AP: Esse treinamento é justo com a população. E o profissional será
remunerado. Não pagará mensalidade se estiver em uma faculdade
particular. Será supervisionado por preceptores e supervisores da
instituição em que se formou. E esses preceptores serão remunerados pelo
Ministério da Saúde também. Estamos falando de formar um médico. Todo
mundo defende residência médica. O que nós estamos propondo com o
treinamento em serviços? É que ele faça os dois anos não para adquirir
uma superespecialidade. Antes de se tornar um especialista, ele será
treinado em serviço para ver o paciente como um todo.

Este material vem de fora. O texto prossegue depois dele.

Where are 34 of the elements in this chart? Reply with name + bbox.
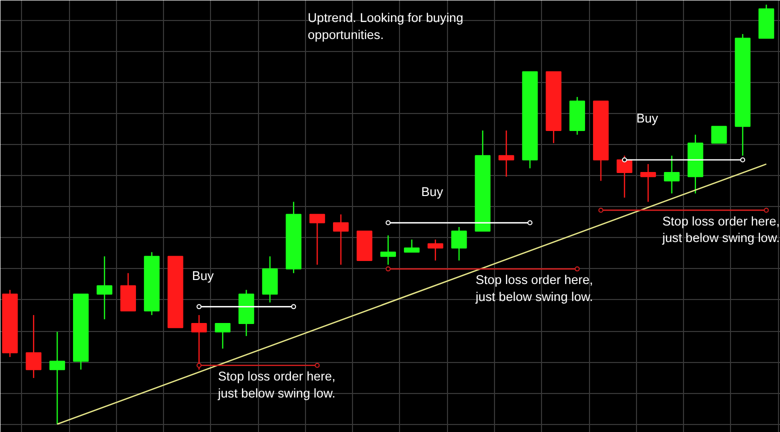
point bbox=[386, 266, 391, 272]
candlestick bbox=[451, 226, 467, 262]
annotation: Stop loss order here, just below swing low. bbox=[216, 370, 336, 400]
candlestick bbox=[333, 214, 349, 266]
point bbox=[740, 157, 746, 162]
point bbox=[574, 266, 580, 272]
point bbox=[622, 157, 627, 162]
candlestick bbox=[26, 314, 42, 379]
point bbox=[527, 220, 532, 226]
point bbox=[598, 208, 604, 213]
point bbox=[291, 304, 296, 310]
annotation: Stop loss order here, just below swing low. bbox=[661, 214, 780, 246]
candlestick bbox=[380, 234, 396, 266]
candlestick bbox=[49, 331, 66, 425]
annotation: Stop loss order here, just below swing low. bbox=[474, 273, 594, 304]
point bbox=[386, 220, 391, 226]
point bbox=[196, 304, 202, 310]
annotation: Buy bbox=[636, 112, 659, 126]
annotation: Buy bbox=[192, 268, 214, 283]
candlestick bbox=[498, 130, 514, 178]
annotation: Uptrend. Looking for buying opportunities. bbox=[308, 10, 464, 42]
annotation: Buy bbox=[421, 185, 444, 200]
candlestick bbox=[711, 126, 727, 144]
candlestick bbox=[664, 155, 680, 194]
candlestick bbox=[404, 238, 420, 253]
candlestick bbox=[214, 322, 231, 350]
candlestick bbox=[191, 314, 207, 370]
point bbox=[196, 362, 202, 368]
candlestick bbox=[428, 238, 444, 262]
candlestick bbox=[309, 214, 326, 266]
candlestick bbox=[96, 256, 112, 320]
candlestick bbox=[640, 163, 656, 202]
point bbox=[314, 362, 320, 368]
point bbox=[764, 208, 769, 213]
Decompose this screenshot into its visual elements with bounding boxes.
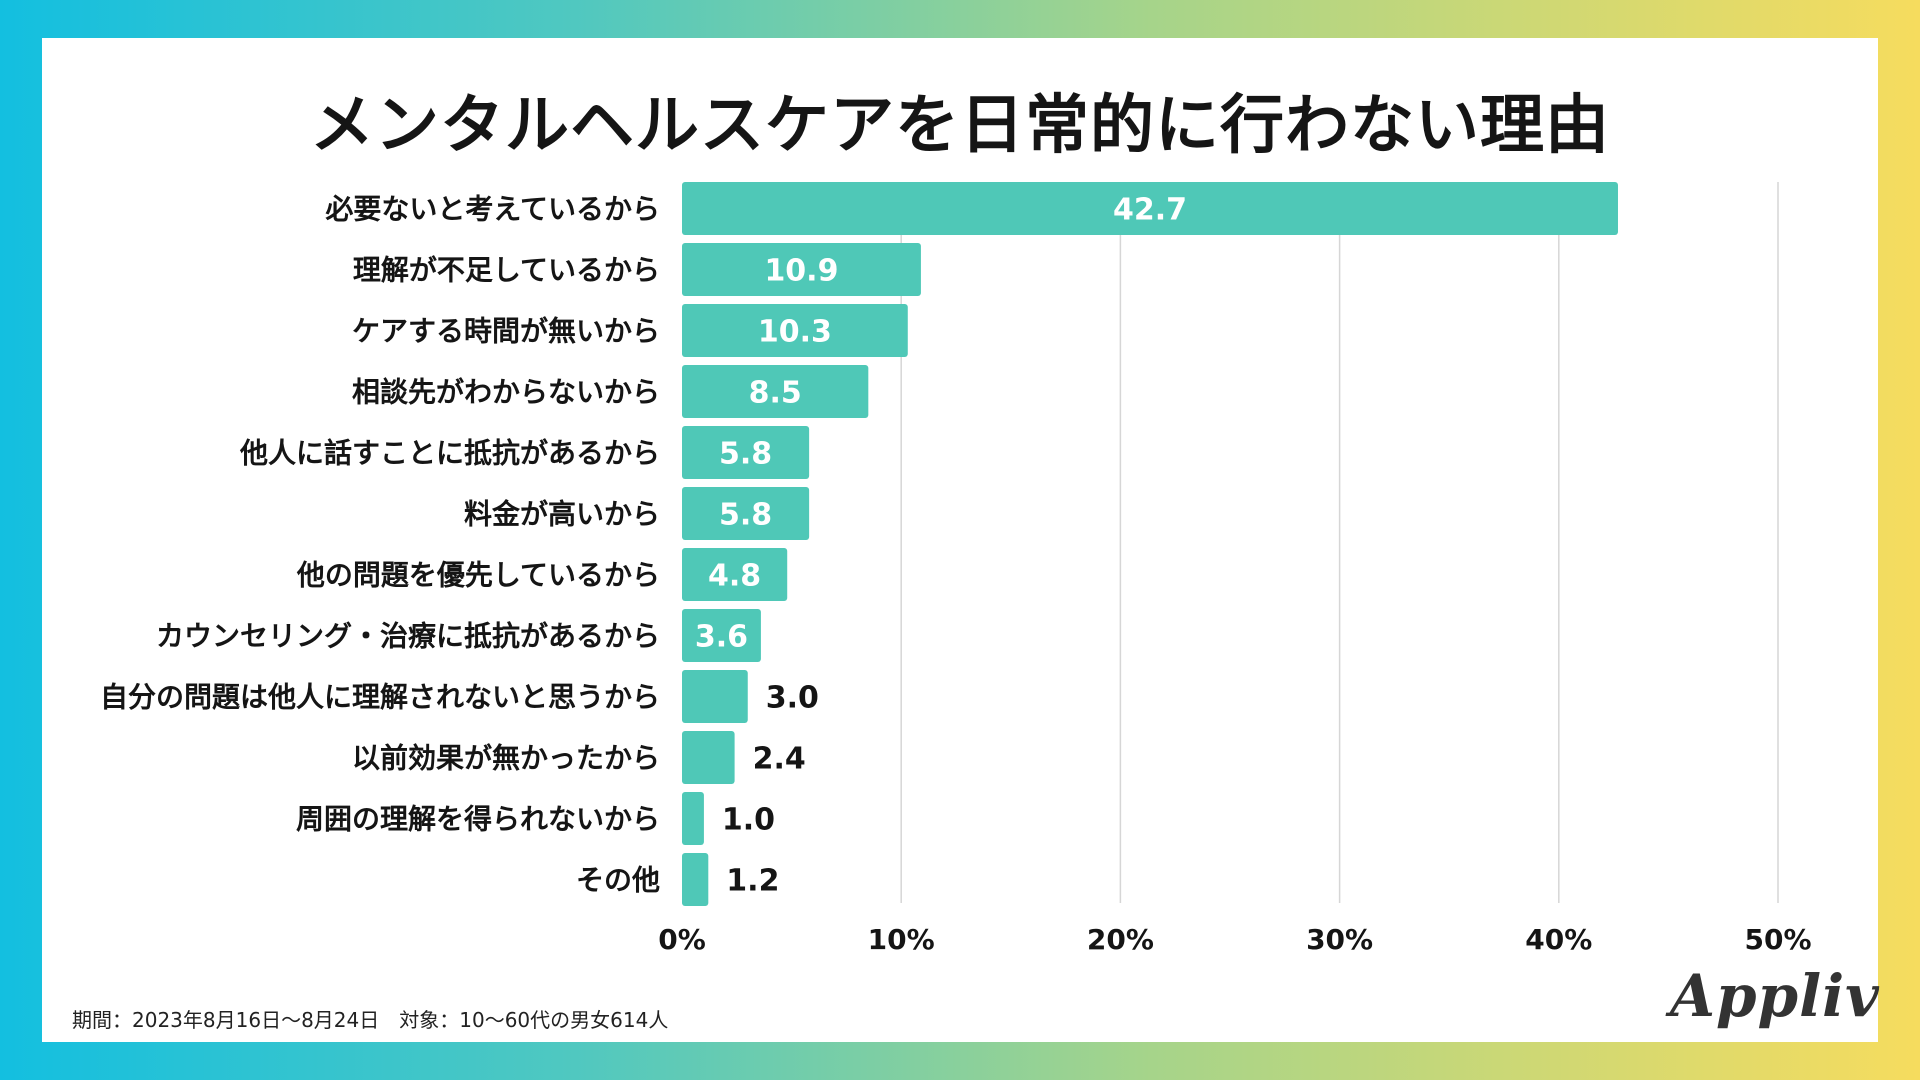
category-label: 他人に話すことに抵抗があるから: [239, 437, 660, 470]
x-tick-label: 30%: [1306, 923, 1373, 956]
bar: [682, 548, 788, 601]
value-label: 2.4: [753, 742, 806, 777]
x-tick-label: 50%: [1744, 923, 1811, 956]
category-label: 料金が高いから: [464, 498, 660, 531]
category-label: 相談先がわからないから: [352, 376, 660, 409]
bar: [682, 731, 735, 784]
x-tick-label: 10%: [868, 923, 935, 956]
bar: [682, 304, 908, 357]
category-label: 周囲の理解を得られないから: [296, 803, 660, 836]
x-tick-label: 0%: [658, 923, 706, 956]
category-label: ケアする時間が無いから: [352, 315, 660, 348]
bar: [682, 792, 704, 845]
category-label: 自分の問題は他人に理解されないと思うから: [100, 681, 660, 714]
value-label: 8.5: [749, 376, 802, 411]
chart-panel: メンタルヘルスケアを日常的に行わない理由 0% 10% 20% 30% 40% 50% 必要…: [42, 38, 1880, 1042]
value-label: 10.9: [764, 254, 838, 289]
applive-logo: Appliv: [1670, 962, 1880, 1030]
survey-footnote: 期間：2023年8月16日〜8月24日 対象：10〜60代の男女614人: [72, 1008, 669, 1032]
bar: [682, 243, 921, 296]
category-label: カウンセリング・治療に抵抗があるから: [156, 620, 660, 653]
value-label: 3.0: [766, 681, 819, 716]
x-tick-label: 20%: [1087, 923, 1154, 956]
bar: [682, 426, 810, 479]
category-label: その他: [576, 864, 660, 897]
value-label: 5.8: [719, 437, 772, 472]
bar: [682, 182, 1618, 235]
category-label: 理解が不足しているから: [353, 254, 660, 287]
bar-chart: 0% 10% 20% 30% 40% 50% 必要ないと考えているから 42.7 理解が不足して…: [100, 182, 1812, 956]
bar: [682, 487, 810, 540]
category-label: 他の問題を優先しているから: [296, 559, 660, 592]
chart-title: メンタルヘルスケアを日常的に行わない理由: [310, 89, 1610, 163]
value-label: 42.7: [1113, 193, 1187, 228]
value-label: 1.2: [726, 864, 779, 899]
value-label: 3.6: [695, 620, 748, 655]
value-label: 1.0: [722, 803, 775, 838]
category-label: 以前効果が無かったから: [352, 742, 660, 775]
value-label: 10.3: [758, 315, 832, 350]
category-label: 必要ないと考えているから: [325, 193, 660, 226]
value-label: 4.8: [708, 559, 761, 594]
bar: [682, 365, 869, 418]
bar: [682, 853, 709, 906]
bar: [682, 609, 761, 662]
x-tick-label: 40%: [1525, 923, 1592, 956]
value-label: 5.8: [719, 498, 772, 533]
bar: [682, 670, 748, 723]
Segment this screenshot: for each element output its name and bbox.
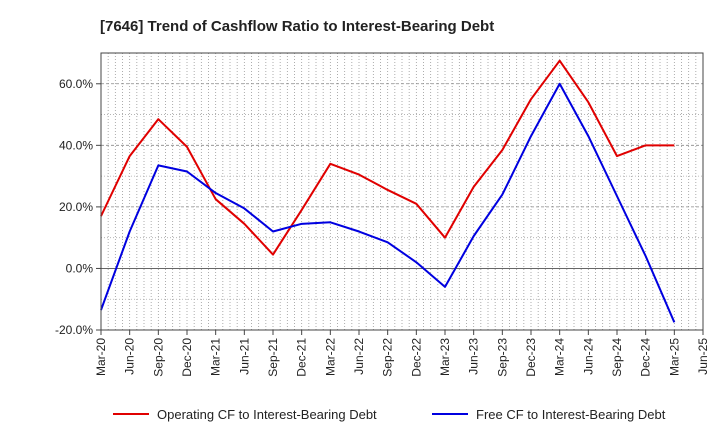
y-tick-label: 20.0% — [59, 200, 93, 214]
x-tick-label: Dec-23 — [524, 338, 538, 377]
series-lines — [100, 59, 676, 323]
x-tick-label: Jun-22 — [352, 338, 366, 375]
x-tick-label: Dec-24 — [639, 338, 653, 377]
chart-title: [7646] Trend of Cashflow Ratio to Intere… — [100, 18, 494, 35]
x-tick-label: Jun-20 — [123, 338, 137, 375]
x-tick-label: Mar-24 — [553, 338, 567, 376]
x-tick-label: Jun-23 — [467, 338, 481, 375]
y-tick-label: -20.0% — [55, 323, 93, 337]
legend: Operating CF to Interest-Bearing Debt Fre… — [113, 407, 666, 422]
x-tick-label: Sep-20 — [151, 338, 165, 377]
x-tick-label: Sep-24 — [610, 338, 624, 377]
x-tick-label: Mar-21 — [209, 338, 223, 376]
x-tick-label: Dec-21 — [295, 338, 309, 377]
x-tick-label: Sep-22 — [381, 338, 395, 377]
x-tick-label: Sep-21 — [266, 338, 280, 377]
y-tick-label: 40.0% — [59, 138, 93, 152]
x-axis-ticks: Mar-20 Jun-20 Sep-20 Dec-20 Mar-21 Jun-21 Sep-… — [94, 330, 710, 377]
x-tick-label: Mar-22 — [323, 338, 337, 376]
y-tick-label: 60.0% — [59, 77, 93, 91]
grid-lines — [101, 53, 703, 330]
x-tick-label: Jun-24 — [581, 338, 595, 375]
x-tick-label: Mar-23 — [438, 338, 452, 376]
legend-label-1: Operating CF to Interest-Bearing Debt — [157, 407, 377, 422]
y-axis-ticks: -20.0% 0.0% 20.0% 40.0% 60.0% — [55, 77, 101, 337]
series-line-2 — [100, 82, 676, 323]
x-tick-label: Dec-20 — [180, 338, 194, 377]
legend-label-2: Free CF to Interest-Bearing Debt — [476, 407, 666, 422]
x-tick-label: Jun-25 — [696, 338, 710, 375]
plot-area-frame — [100, 52, 704, 331]
x-tick-label: Dec-22 — [409, 338, 423, 377]
y-tick-label: 0.0% — [66, 261, 94, 275]
x-tick-label: Jun-21 — [237, 338, 251, 375]
series-line-1 — [100, 59, 675, 256]
x-tick-label: Sep-23 — [495, 338, 509, 377]
x-tick-label: Mar-25 — [667, 338, 681, 376]
x-tick-label: Mar-20 — [94, 338, 108, 376]
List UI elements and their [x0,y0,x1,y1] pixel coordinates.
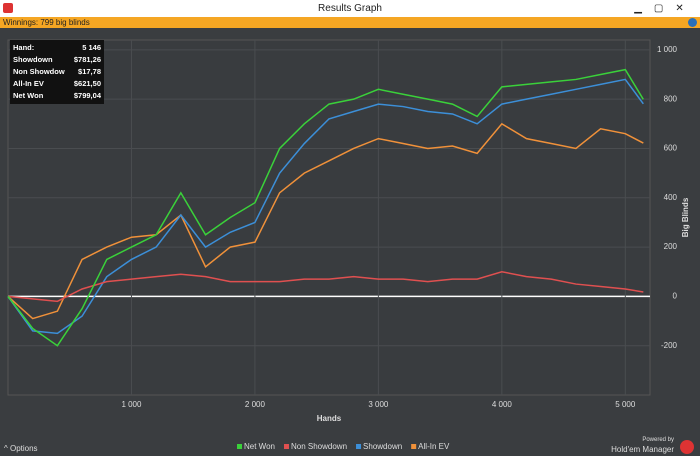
stats-label: Net Won [13,91,44,100]
help-icon[interactable] [688,18,697,27]
legend-label: All-In EV [418,442,450,451]
y-axis-label: Big Blinds [681,197,690,237]
y-tick-label: -200 [661,341,678,350]
stats-label: Showdown [13,55,53,64]
stats-row: Non Showdow $17,78 [10,66,104,78]
y-tick-label: 400 [664,193,678,202]
winnings-bar: Winnings: 799 big blinds [0,17,700,28]
stats-row: All-In EV $621,50 [10,78,104,90]
brand: Hold'em Manager [611,445,674,454]
stats-box: Hand: 5 146 Showdown $781,26 Non Showdow $17,… [10,40,104,104]
x-axis-label: Hands [317,414,342,423]
x-tick-label: 2 000 [245,400,266,409]
legend-swatch [411,444,417,449]
stats-row: Hand: 5 146 [10,42,104,54]
stats-value: $17,78 [78,67,101,76]
options-button[interactable]: ^ Options [4,444,38,453]
x-tick-label: 3 000 [368,400,389,409]
window-controls[interactable]: ▁▢✕ [634,3,696,14]
y-tick-label: 200 [664,242,678,251]
x-tick-label: 5 000 [615,400,636,409]
stats-label: Non Showdow [13,67,65,76]
y-tick-label: 800 [664,94,678,103]
x-tick-label: 4 000 [492,400,513,409]
x-tick-label: 1 000 [121,400,142,409]
stats-label: All-In EV [13,79,44,88]
winnings: Winnings: 799 big blinds [3,18,90,27]
options-label: Options [9,444,38,453]
powered: Powered by [642,437,674,443]
stats-row: Showdown $781,26 [10,54,104,66]
legend-swatch [283,444,289,449]
stats-value: $781,26 [73,55,101,64]
app-icon [3,3,13,13]
stats-value: 5 146 [82,43,101,52]
stats-value: $621,50 [73,79,101,88]
brand-logo [680,440,694,454]
series-line [7,270,644,303]
stats-label: Hand: [13,43,35,52]
y-tick-label: 600 [664,144,678,153]
series-line [7,78,644,335]
bottom-bar: ^ Options Powered by Hold'em Manager [0,437,700,456]
title-bar: Results Graph ▁▢✕ [0,0,700,17]
stats-value: $799,04 [73,91,101,100]
window-title: Results Graph [318,3,382,14]
legend-label: Non Showdown [291,442,347,451]
y-tick-label: 1 000 [657,45,678,54]
legend-swatch [356,444,362,449]
series-line [7,68,644,347]
series-line [7,122,644,320]
legend-swatch [237,444,242,449]
legend-label: Net Won [244,442,275,451]
stats-row: Net Won $799,04 [10,90,104,102]
legend-label: Showdown [363,442,402,451]
y-tick-label: 0 [673,291,678,300]
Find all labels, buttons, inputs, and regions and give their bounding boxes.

CC: Esse é o grande nó da saúde hoje? Muitos especialistas insistem
que o problema continua sendo o subfinanciamento do SUS. O Brasil
universalizou o acesso à saúde há 25 anos, mas parece ainda não ter
resolvido o problema do custeio.
AP: Temos quatro grandes desafios para a saúde no País. Um, muito
importante, é o financiamento. Aumentamos quatro vezes os recursos per
capita nos últimos 10 anos na saúde, mas ainda estamos muito atrás de
outros países. Precisamos discutir com a sociedade, com o Congresso,
como garantir um financiamento crescente para a saúde. Dois: temos
problemas graves de gestão. Precisamos aprimorar, combater o
desperdício. Recentemente divulgamos um relatório no qual identificamos
graves irregularidades e crimes.
Em Campo Grande, por exemplo, havia desvio de recursos públicos na
compra de medicamentos para tratar o câncer. Então precisamos aprimorar
muito a gestão. Terceiro: não se cumpre o objetivo ousado que o Brasil
tem de possuir um sistema de saúde único, público, universal e gratuito
sem construir no nosso País uma forte base de produção em inovação
tecnológica, produção de medicamentos. Exemplo: a introdução da vacina
contra o HPV. Isso só foi possível porque conseguimos a transferência de
tecnologia de um laboratório internacional para um laboratório público
nacional [o Instituto Butantã]. Vamos colocar para a população de graça,
uma vacina que custa cerca de mil reais nas clínicas privadas hoje. E
outro desafio é termos profissionais com formação humanizada em
quantidade suficiente, bem distribuídos pelo País, para dar conta do
SUS.
CC: Inicialmente, o governo defendia a destinação de 100% dos
royalties do petróleo para a educação. Agora, admite reservar 25% para a
saúde? É justo? É o suficiente?
AP: Foi um passo importante, precisamos de mais recursos para a
saúde. Vamos continuar discutindo. Primeiro, como investir melhor os
recursos que temos, como fazer mais com o que há disponível. Mas
precisamos de mais recursos. Sabemos que nós temos um longo caminho
ainda para garantir um financiamento sustentável para os desafios que
temos na saúde pública.
CC: O senhor é apontado como pré-candidato do PT ao governo de São
Paulo. O programa Mais Médicos gerou forte repercussão nas últimas
semanas. Nesse momento, este debate mais contribui ou atrapalha para
esse projeto de 2014?
AP: Quem estiver pensando em 2014 agora está fora da casinha. Não
está compreendendo a importância de melhorar os serviços públicos no
País. É nisso que eu estou concentrado, estou muito animado por estar no
Ministério da Saúde. Esse tema da formação médica, de como o País
planejar melhor o número de médicos, aonde formar esses médicos, a
formação desses médicos é um tema que me apaixona há mais de 20 anos.
Desde quando se criou a primeira comissão nacional de avaliação do
ensino médico. O Brasil está vivendo um momento histórico, de muito
debate, e isso é bom. Debate democrático, com diálogo respeitoso. E a
proposta que encaminhamos ao Congresso está pautada única e
exclusivamente pelas necessidades de saúde da população.